EV chargers can be configured to sense the total load being offered by the
property. If the supply is 100A then the charger can throttle back the
current being taken by the car so it stays within the 100A envelope.
Somebody turns on the 50A electric shower, the car drops down to a low
current, once the shower is finished the car ramps up the current again. If
there are multiple chargers they can be configured not just to obey this,
but to cooperate in sharing the load: eg charger 1 has priority over charger
2. That arrangement saves going outside at 3am to unplug one car and plug
in another.

So there isn\'t a problem of busting your supply, assuming everything is
installed right.

My charger has no current sensing. It can operate co-operatively, but
only if your other charger(s) are the same make and model.

As well as that, if every house has something along those lines, the
entire street supply will be over-stretched.

That I agree is more of a problem. I expect we\'ll start to see tariffs that
encourage load shedding at times of high local demand (eg cooperation
between local cars to stagger their charging times), especially since the
miles people do in the average day might only require a few hours of
charging. Such already exist for national demand.

The trouble is that we are getting more and more away from simply plug
and charge, needing to use multiple apps for car, charger and
electricity provider, possibly with 3rd party apps and relying upon them
all working together smoothly.

I already find it a minor irritation that, on getting home, I have to
get out of the car, without locking it (or the charge flap will also be
locked), which leaves lights, radio and dash on; plug in; then lock the
car; then use the charger app to set charging and the car\'s own app if I
want to monitor charge state. That\'s before we introduce a 3rd app to
allow the car to charge at lower demand times, rather than a fixed period.

Gas stations don\'t make me do all that. I can even go inside and pay
cash.

But you do have to go to the gas station and not just park up on your
driveway at the end of the day.

I park on the street.

Two gas stations are close to home and I can wash the windows while
the tank fills up; all that takes about 4 minutes. I never have to
wait for a pump to be available.

On a long trip, I don\'t even think about planning ranges or charge
stops overlapping meals or whatever, or whether I can drive at some
speed or run the heater. All that seems to amuse some people.

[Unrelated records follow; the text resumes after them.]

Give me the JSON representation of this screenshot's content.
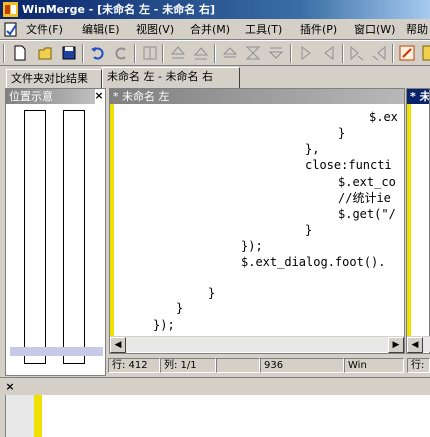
{
  "window": {
    "title": "WinMerge - [未命名 左 - 未命名 右]"
  },
  "menu": [
    "文件(F)",
    "编辑(E)",
    "视图(V)",
    "合并(M)",
    "工具(T)",
    "插件(P)",
    "窗口(W)",
    "帮助"
  ],
  "toolbar_icons": [
    "new-icon",
    "open-icon",
    "save-icon",
    "undo-icon",
    "redo-icon",
    "options-icon",
    "prev-diff-icon",
    "next-diff-icon",
    "first-diff-icon",
    "current-diff-icon",
    "last-diff-icon",
    "copy-right-icon",
    "copy-left-icon",
    "copy-right-advance-icon",
    "copy-left-advance-icon",
    "all-right-icon",
    "all-left-icon",
    "edit-icon",
    "help-icon"
  ],
  "tabs": [
    "文件夹对比结果",
    "未命名 左 - 未命名 右"
  ],
  "location_pane": {
    "title": "位置示意"
  },
  "left_editor": {
    "title": "* 未命名 左",
    "lines": [
      "$.ex",
      "}",
      "},",
      "close:functi",
      "$.ext_co",
      "//统计ie",
      "$.get(\"/",
      "}",
      "});",
      "$.ext_dialog.foot().",
      "",
      "}",
      "}",
      "});",
      "--"
    ]
  },
  "right_editor": {
    "title": "* 未"
  },
  "status": {
    "line_label": "行: 412",
    "col_label": "列: 1/1",
    "chars": "936",
    "eol": "Win",
    "right_line": "行:"
  }
}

On a long trip, I would take my petrol car. But for now, the EV is
covering all my needs. I have driven my petrol car once in the last two
and a half weeks - and that was to make sure that the battery didn\'t end
up flat.

What an interesting, time consuming, and expensive way to charge a battery.

I\'d disconnect it, and check the voltage once every 2 months, if it was too low, plug in a charger.

12.6V is full, 11.6V is 20%. Keep it above 12V (60%) so you can start it.